Photo: JANIFEST/iStockphoto

New York — The New York City Council has introduced five construction safety bills and thousands of proposed amendments to the city’s building construction codes.

According to a New York City Department of Buildings press release issued April 22, the legislation and revisions are aimed at protecting construction workers and the public. Previous safety efforts led by DOB, including the implementation of an unprecedented construction safety training requirement, resulted in a 34% decrease in injuries on building construction sites from 2018 to 2020, the release adds.

One of the bills – Intro 2278 – calls for all general contractors to be licensed by DOB and would require license applicants to meet certain qualifications. It also would allow DOB to take disciplinary action, including suspending and revoking licenses, against contractors, if necessary.

Under Intro 2263, DOB-licensed site safety coordinators or managers would be required on major construction projects that are seven stories and higher. Meanwhile, Intro 2276 would require DOB-licensed construction superintendents to serve full-time alongside SSCs or SSMs on worksites that are seven stories and higher.

Intro 2264 is aimed at enhancing safety requirements for professionals performing cold-formed steel light-frame construction work, while Intro 2262 would permanently prohibit the use of stand-off brackets for C-hook suspended scaffold installations.

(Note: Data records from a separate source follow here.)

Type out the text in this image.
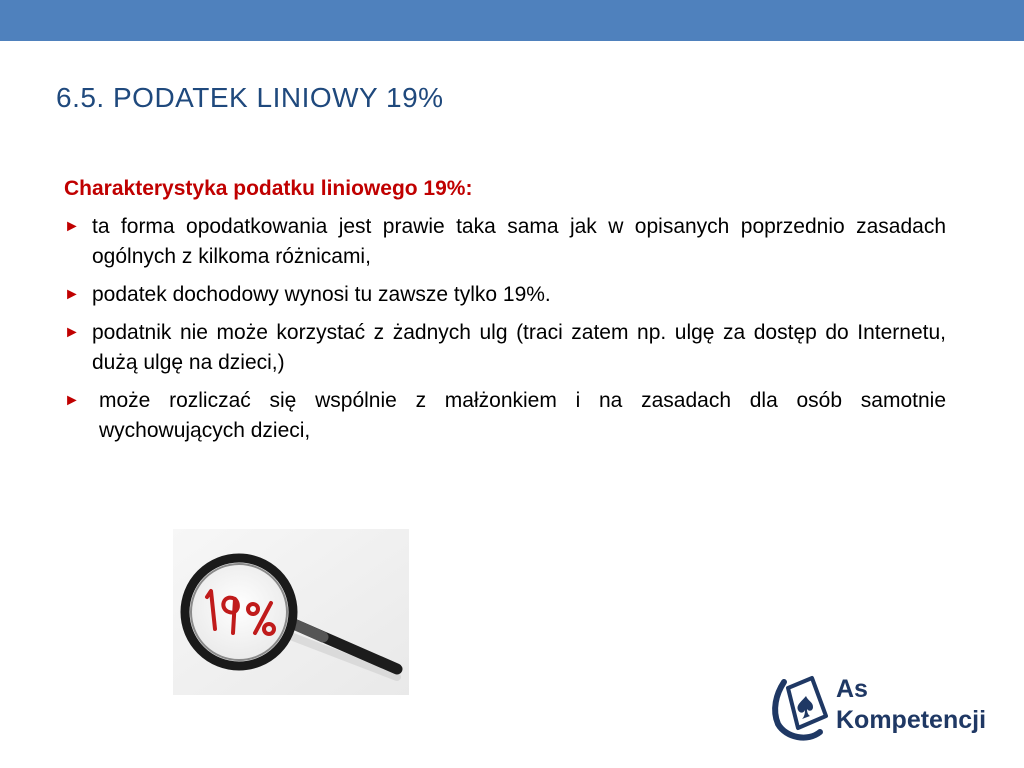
6.5. PODATEK LINIOWY 19%

Charakterystyka podatku liniowego 19%:

► ta forma opodatkowania jest prawie taka sama jak w opisanych poprzednio zasadach ogólnych z kilkoma różnicami,

► podatek dochodowy wynosi tu zawsze tylko 19%.

► podatnik nie może korzystać z żadnych ulg (traci zatem np. ulgę za dostęp do Internetu, dużą ulgę na dzieci,)

► może rozliczać się wspólnie z małżonkiem i na zasadach dla osób samotnie wychowujących dzieci,

As
Kompetencji
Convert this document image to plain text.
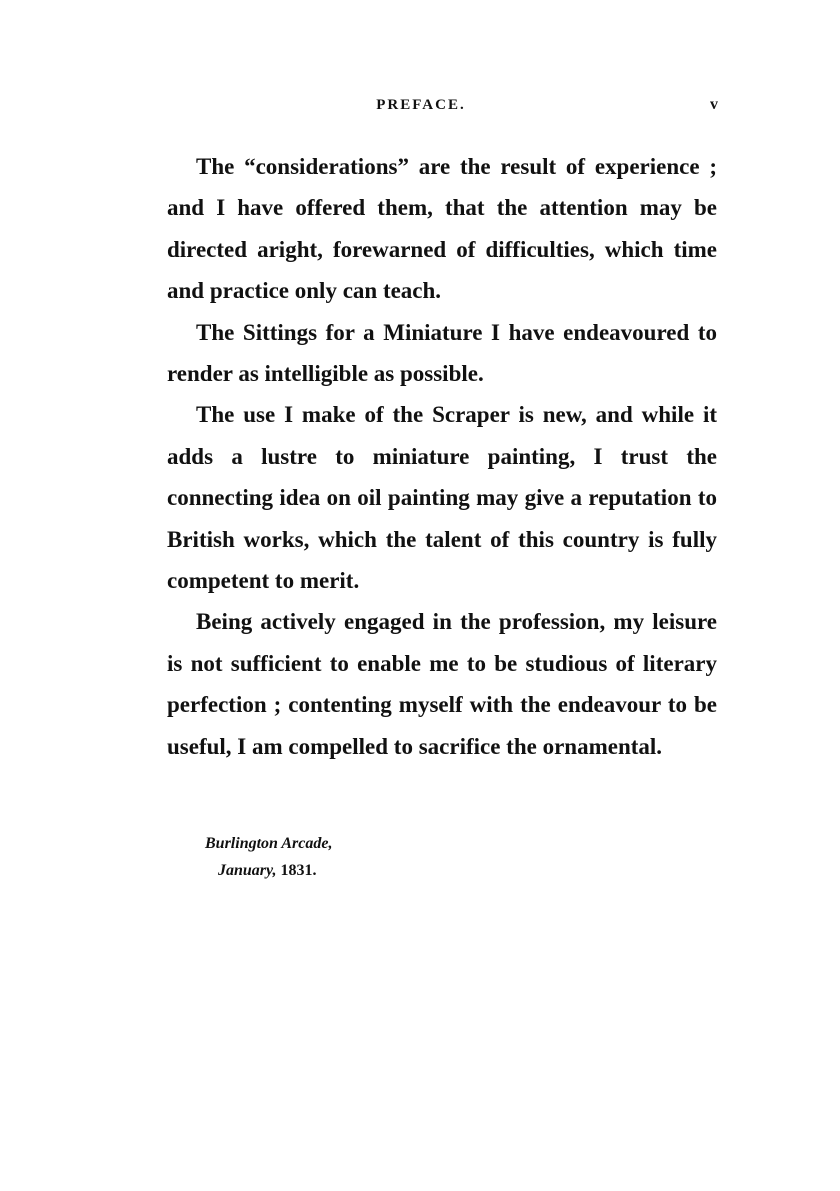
PREFACE.	v

The “considerations” are the result of experience ; and I have offered them, that the attention may be directed aright, forewarned of difficulties, which time and practice only can teach.

The Sittings for a Miniature I have endeavoured to render as intelligible as possible.

The use I make of the Scraper is new, and while it adds a lustre to miniature painting, I trust the connecting idea on oil painting may give a reputation to British works, which the talent of this country is fully competent to merit.

Being actively engaged in the profession, my leisure is not sufficient to enable me to be studious of literary perfection ; contenting myself with the endeavour to be useful, I am compelled to sacrifice the ornamental.

Burlington Arcade,
January, 1831.
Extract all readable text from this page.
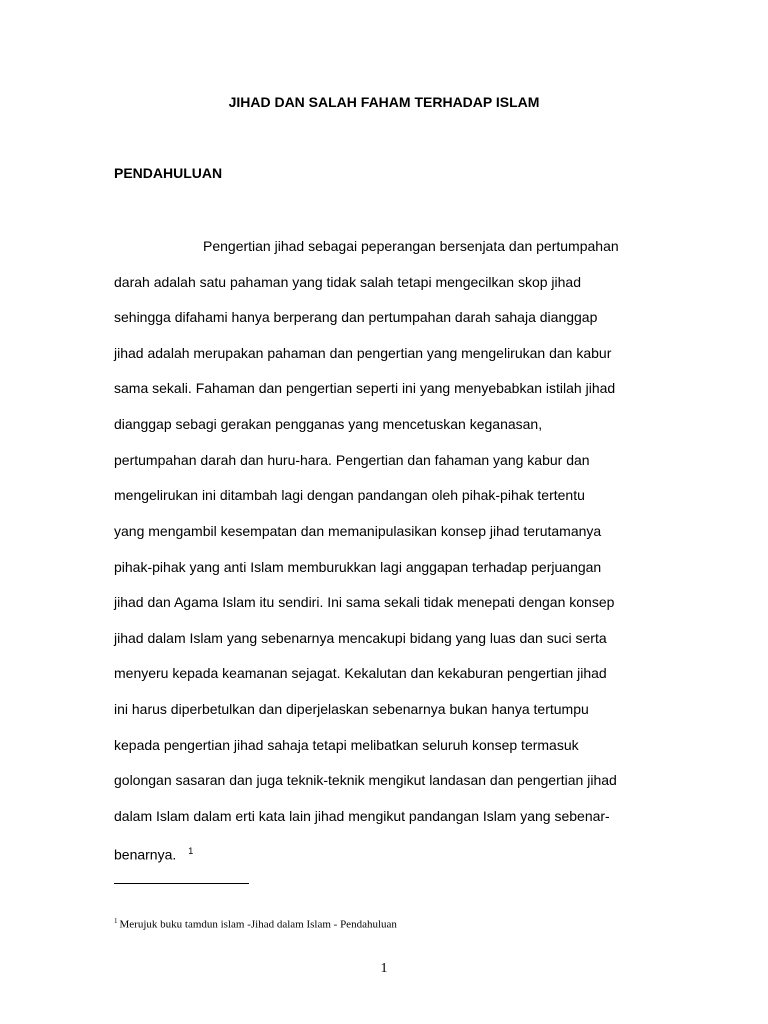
JIHAD DAN SALAH FAHAM TERHADAP ISLAM
PENDAHULUAN
Pengertian jihad sebagai peperangan bersenjata dan pertumpahan
darah adalah satu pahaman yang tidak salah tetapi mengecilkan skop jihad
sehingga difahami hanya berperang dan pertumpahan darah sahaja dianggap
jihad adalah merupakan pahaman dan pengertian yang mengelirukan dan kabur
sama sekali. Fahaman dan pengertian seperti ini yang menyebabkan istilah jihad
dianggap sebagi gerakan pengganas yang mencetuskan keganasan,
pertumpahan darah dan huru-hara. Pengertian dan fahaman yang kabur dan
mengelirukan ini ditambah lagi dengan pandangan oleh pihak-pihak tertentu
yang mengambil kesempatan dan memanipulasikan konsep jihad terutamanya
pihak-pihak yang anti Islam memburukkan lagi anggapan terhadap perjuangan
jihad dan Agama Islam itu sendiri. Ini sama sekali tidak menepati dengan konsep
jihad dalam Islam yang sebenarnya mencakupi bidang yang luas dan suci serta
menyeru kepada keamanan sejagat. Kekalutan dan kekaburan pengertian jihad
ini harus diperbetulkan dan diperjelaskan sebenarnya bukan hanya tertumpu
kepada pengertian jihad sahaja tetapi melibatkan seluruh konsep termasuk
golongan sasaran dan juga teknik-teknik mengikut landasan dan pengertian jihad
dalam Islam dalam erti kata lain jihad mengikut pandangan Islam yang sebenar-
benarnya. $^1$
$^1$ Merujuk buku tamdun islam -Jihad dalam Islam - Pendahuluan
1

In addition, 627 new or expanded changes to existing codes have been proposed, along with thousands of minor changes. If implemented, they’d be the first comprehensive update to city construction codes since 2014, the release states.

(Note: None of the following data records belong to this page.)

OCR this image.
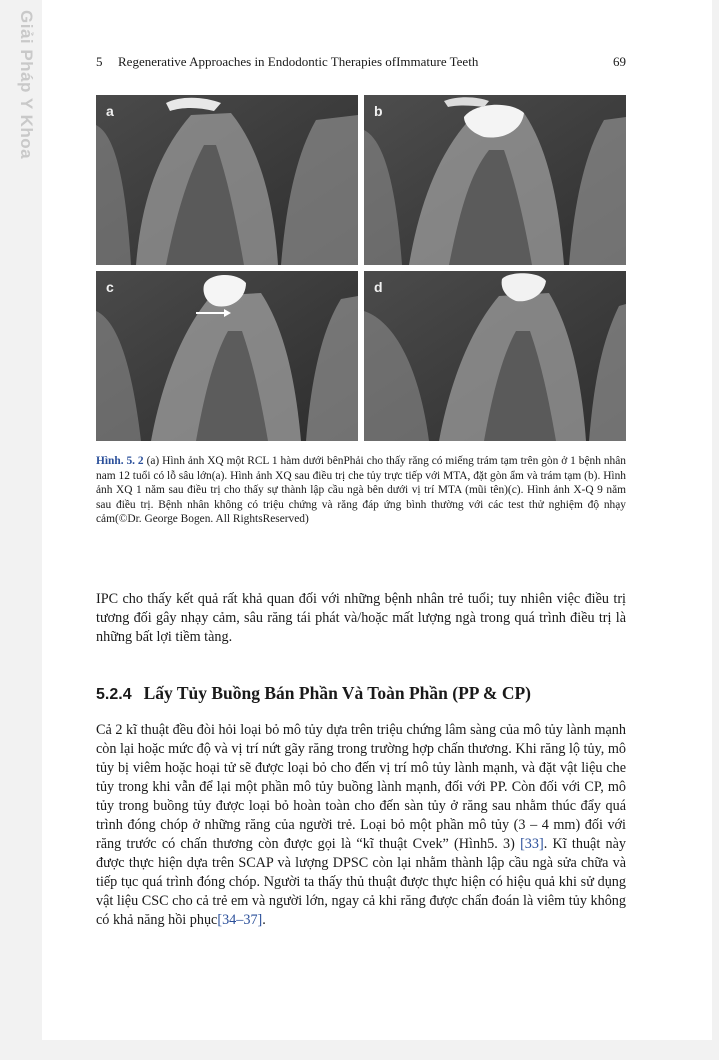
Giải Pháp Y Khoa	5 Regenerative Approaches in Endodontic Therapies ofImmature Teeth	69
a	b
c	d
Hình. 5. 2 (a) Hình ảnh XQ một RCL 1 hàm dưới bênPhải cho thấy răng có miếng trám tạm trên gòn ở 1 bệnh nhân nam 12 tuổi có lỗ sâu lớn(a). Hình ảnh XQ sau điều trị che tủy trực tiếp với MTA, đặt gòn ẩm và trám tạm (b). Hình ảnh XQ 1 năm sau điều trị cho thấy sự thành lập cầu ngà bên dưới vị trí MTA (mũi tên)(c). Hình ảnh X-Q 9 năm sau điều trị. Bệnh nhân không có triệu chứng và răng đáp ứng bình thường với các test thử nghiệm độ nhạy cảm(©Dr. George Bogen. All RightsReserved)
IPC cho thấy kết quả rất khả quan đối với những bệnh nhân trẻ tuổi; tuy nhiên việc điều trị tương đối gây nhạy cảm, sâu răng tái phát và/hoặc mất lượng ngà trong quá trình điều trị là những bất lợi tiềm tàng.
5.2.4 Lấy Tủy Buồng Bán Phần Và Toàn Phần (PP & CP)
Cả 2 kĩ thuật đều đòi hỏi loại bỏ mô tủy dựa trên triệu chứng lâm sàng của mô tủy lành mạnh còn lại hoặc mức độ và vị trí nứt gãy răng trong trường hợp chấn thương. Khi răng lộ tủy, mô tủy bị viêm hoặc hoại tử sẽ được loại bỏ cho đến vị trí mô tủy lành mạnh, và đặt vật liệu che tủy trong khi vẫn để lại một phần mô tủy buồng lành mạnh, đối với PP. Còn đối với CP, mô tủy trong buồng tủy được loại bỏ hoàn toàn cho đến sàn tủy ở răng sau nhằm thúc đẩy quá trình đóng chóp ở những răng của người trẻ. Loại bỏ một phần mô tủy (3 – 4 mm) đối với răng trước có chấn thương còn được gọi là “kĩ thuật Cvek” (Hình5. 3) [33]. Kĩ thuật này được thực hiện dựa trên SCAP và lượng DPSC còn lại nhằm thành lập cầu ngà sửa chữa và tiếp tục quá trình đóng chóp. Người ta thấy thủ thuật được thực hiện có hiệu quả khi sử dụng vật liệu CSC cho cả trẻ em và người lớn, ngay cả khi răng được chẩn đoán là viêm tủy không có khả năng hồi phục[34–37].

The proposed code revisions include those related to construction safety, elevator safety, emergency response, fire protection, and building system construction and inspection. Among the changes targeting construction safety enhancement are:

  • Create a new license type for advanced crane technology, such as articulating boom cranes and roto-telehandlers, to ensure the equipment is operated safely.
  • Improve the safety and consistency of the underpinning of existing buildings.

“We must strive for safety through thoughtful legislation that incorporates the input from a wide range of stakeholders,” City Council member Robert E. Cornegy Jr., chair of the Housing and Buildings Committee, said in the release. “I do not accept that construction deaths are inevitable. I do not accept that buildings should explode from gas leaks or that elevator mishaps lead to death.”